La cathédrale est tout à fait
remarquable, pleine de lumière. Il y a encore à Brazzaville quelques bonnes
sœurs : Les couloirs de leur couvent sentent la cire.
On ne sort guère de la ville :
Les alentours ne sont pas sûrs. Cependant, quelques familles ont loué
« une rivière », c’est à dire un coin de terrain au bord de
l’eau : Ils y sont chez eux le dimanche, pour faire jouer les enfants.
Sur la place du quartier dénommé
« le Plateau », il y a un marché plus européanisé que ceux de
Poto-Poto et de Bacongo, mais il n’est guère mieux approvisionné. On
trouve là des marchands à la sauvette : Ils vendent des ivoires qu’ils
dissimulent sous leurs vêtements. Certains objets sont de grande qualité. Des
échoppes proposent aussi des bois sculptés : Chaises, plats, statues …
Beaucoup de bustes témoignant d’un grand artt.
D’autres marchands viennent jusque
chez vous.

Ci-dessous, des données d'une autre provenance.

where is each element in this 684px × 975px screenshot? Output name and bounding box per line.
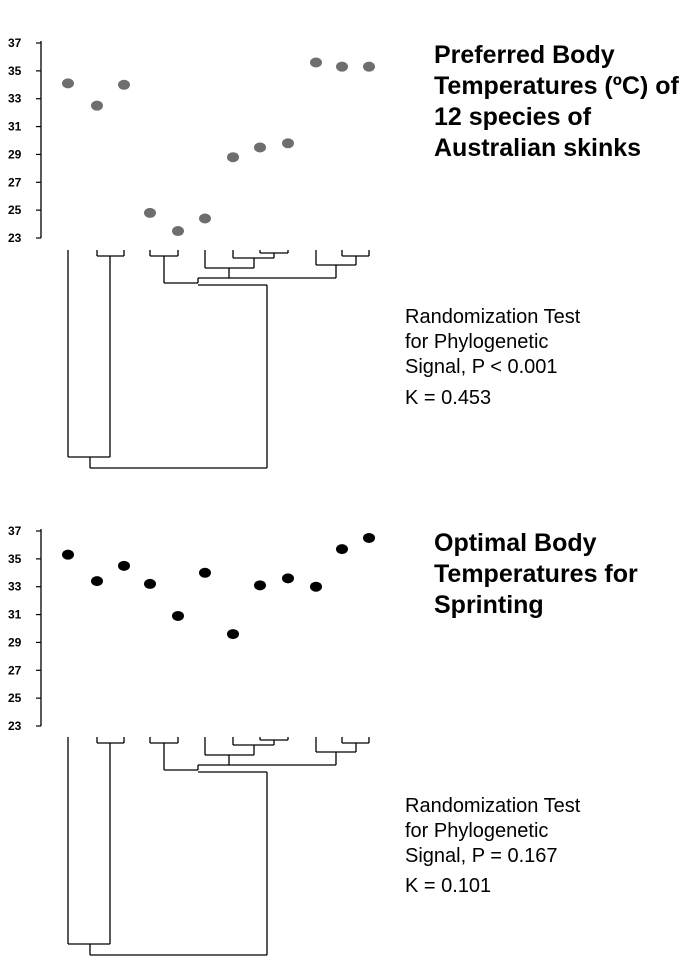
data-point-6: [199, 567, 211, 578]
data-point-11: [336, 544, 348, 555]
data-point-10: [310, 57, 322, 68]
data-point-8: [254, 580, 266, 591]
data-point-12: [363, 61, 375, 72]
data-point-9: [282, 573, 294, 584]
y-tick-label-37: 37: [8, 36, 22, 50]
y-tick-label-27: 27: [8, 175, 22, 189]
data-point-1: [62, 549, 74, 560]
data-point-8: [254, 142, 266, 153]
y-tick-label-31: 31: [8, 120, 22, 134]
data-point-5: [172, 610, 184, 621]
y-tick-label-27: 27: [8, 663, 22, 677]
data-point-4: [144, 578, 156, 589]
sprint-k-value: K = 0.101: [405, 875, 492, 897]
data-point-3: [118, 560, 130, 571]
data-point-12: [363, 532, 375, 543]
data-point-7: [227, 152, 239, 163]
preferred-k-value: K = 0.453: [405, 387, 492, 409]
y-tick-label-25: 25: [8, 203, 22, 217]
y-tick-label-23: 23: [8, 719, 22, 733]
y-tick-label-35: 35: [8, 552, 22, 566]
data-point-11: [336, 61, 348, 72]
data-point-9: [282, 138, 294, 149]
y-tick-label-33: 33: [8, 92, 22, 106]
data-point-3: [118, 79, 130, 90]
data-point-7: [227, 629, 239, 640]
y-tick-label-29: 29: [8, 147, 22, 161]
sprint-randomization-test-text: Randomization Test for Phylogenetic Sign…: [405, 795, 581, 867]
y-tick-label-31: 31: [8, 608, 22, 622]
y-tick-label-33: 33: [8, 580, 22, 594]
y-tick-label-37: 37: [8, 524, 22, 538]
preferred-randomization-test-text: Randomization Test for Phylogenetic Sign…: [405, 306, 581, 378]
data-point-5: [172, 226, 184, 237]
preferred-temperature-title: Preferred Body Temperatures (ºC) of 12 s…: [434, 41, 679, 162]
data-point-2: [91, 100, 103, 111]
data-point-2: [91, 576, 103, 587]
sprint-temperature-panel: 37 35 33 31 29 27 25 23: [8, 524, 375, 956]
data-point-1: [62, 78, 74, 89]
y-tick-label-25: 25: [8, 691, 22, 705]
y-tick-label-23: 23: [8, 231, 22, 245]
sprint-temperature-title: Optimal Body Temperatures for Sprinting: [434, 529, 638, 619]
y-tick-label-29: 29: [8, 635, 22, 649]
data-point-6: [199, 213, 211, 224]
preferred-temperature-panel: 37 35 33 31 29 27 25 23: [8, 36, 375, 469]
data-point-10: [310, 581, 322, 592]
data-point-4: [144, 207, 156, 218]
y-tick-label-35: 35: [8, 64, 22, 78]
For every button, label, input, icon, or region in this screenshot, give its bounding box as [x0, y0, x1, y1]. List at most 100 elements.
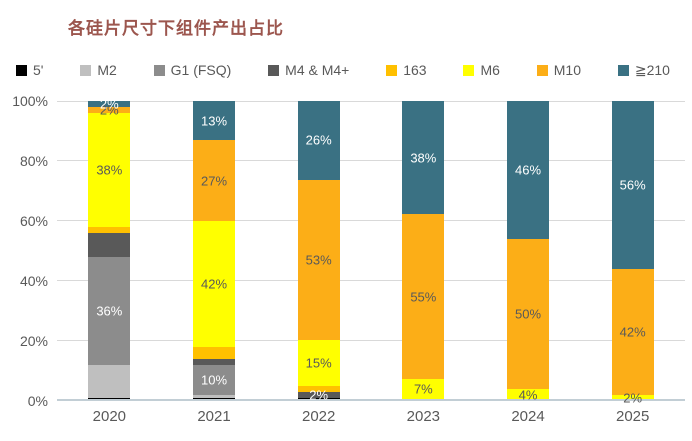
segment-m2-2021 — [193, 395, 235, 398]
legend-label-210: ≧210 — [634, 61, 670, 78]
y-tick-40: 40% — [19, 273, 48, 289]
segment-m10-2024: 50% — [507, 239, 550, 389]
segment-163-2020 — [88, 227, 131, 233]
legend-label-5: 5' — [33, 62, 44, 78]
x-axis-label-2025: 2025 — [616, 408, 650, 425]
segment-m6-2020: 38% — [88, 113, 131, 227]
stacked-bar-2020: 36% 38% 2% 2% — [88, 97, 131, 401]
data-label-m6-2025: 2% — [623, 390, 643, 406]
segment-m4-m4-2022: 2% — [297, 387, 340, 402]
legend: 5' M2 G1 (FSQ) M4 & M4+ 163 M6 M10 ≧210 — [16, 58, 670, 82]
segment-m10-2023: 55% — [402, 214, 445, 379]
gridline-80 — [57, 160, 685, 161]
legend-label-m4-m4: M4 & M4+ — [285, 62, 350, 78]
chart-title: 各硅片尺寸下组件产出占比 — [68, 19, 284, 38]
data-label-m10-2025: 42% — [619, 324, 646, 340]
legend-item-163: 163 — [386, 62, 427, 78]
y-tick-80: 80% — [19, 153, 48, 169]
legend-item-210: ≧210 — [617, 61, 670, 79]
bar-slot-2020: 36% 38% 2% 2% — [57, 97, 162, 401]
data-label-m6-2022: 15% — [305, 355, 332, 371]
x-axis-label-2022: 2022 — [301, 408, 336, 425]
gridline-20 — [57, 340, 685, 341]
segment-m4-m4-2020 — [88, 233, 131, 257]
bar-slot-2024: 4% 50% 46% — [476, 101, 581, 403]
y-tick-100: 100% — [12, 93, 48, 109]
segment-m10-2022: 53% — [297, 179, 340, 341]
legend-swatch-m4-m4 — [268, 64, 280, 76]
legend-item-m2: M2 — [80, 62, 117, 78]
segment-m6-2022: 15% — [297, 340, 340, 386]
x-axis-labels: 2020 2021 2022 2023 2024 2025 — [57, 408, 685, 425]
segment-210-2025: 56% — [611, 101, 654, 269]
x-axis-line — [57, 399, 685, 401]
bar-slot-2022: 2% 15% 53% 26% — [266, 101, 371, 402]
gridline-100 — [57, 101, 685, 102]
segment-m6-2021: 42% — [193, 221, 235, 347]
data-label-210-2022: 26% — [305, 132, 332, 148]
stacked-bar-2022: 2% 15% 53% 26% — [297, 101, 340, 402]
legend-swatch-g1-fsq — [153, 64, 165, 76]
stacked-bar-2025: 2% 42% 56% — [611, 101, 654, 406]
segment-m10-2020: 2% — [88, 103, 131, 118]
stacked-bar-2023: 7% 55% 38% — [402, 101, 445, 401]
gridline-40 — [57, 280, 685, 281]
data-label-m10-2022: 53% — [305, 252, 332, 268]
legend-swatch-m2 — [80, 64, 92, 76]
legend-label-m10: M10 — [553, 62, 581, 78]
data-label-210-2020: 2% — [99, 96, 119, 112]
legend-label-163: 163 — [403, 62, 427, 78]
y-tick-20: 20% — [19, 333, 48, 349]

Ils sonnent à votre porte et vous proposent, tirés de je ne sais où,
des malachites et des azurites, venues « d’en face ». Soyez discret
si vous leur achetez quelque chose : Ils risquent la prison pour
avoir traversé le fleuve !
- « Mais
qu’est-ce que je suis donc venu faire là? – Mon Dieu, qu’est-ce que je
suis donc venu faire là ? »
Des baobabs, énormes, des pirogues,
rustiques, des baraques en tôles et en bois … Le buste du Général ….
Quel général ? – De Gaulle, bien
sûr : Il avait fait de Brazzaville la capitale de la France
Libre .
Ah bien oui ! … Quatorze juillet
1971 : Cocktail à la « case De Gaulle » … Longues tables dans
les jardins, longues tables garnies de rondelles de saucisson, de salades
diverses et de boissons … Il y avait même des langoustes !
Drapeaux et musique … Avez-vous vu
cette invitée qui s’est fait piquer au moment où elle glissait sa quatrième
langouste dans son cabas ?
- « Mon Dieu,
qu’est-ce que je faisais là ? »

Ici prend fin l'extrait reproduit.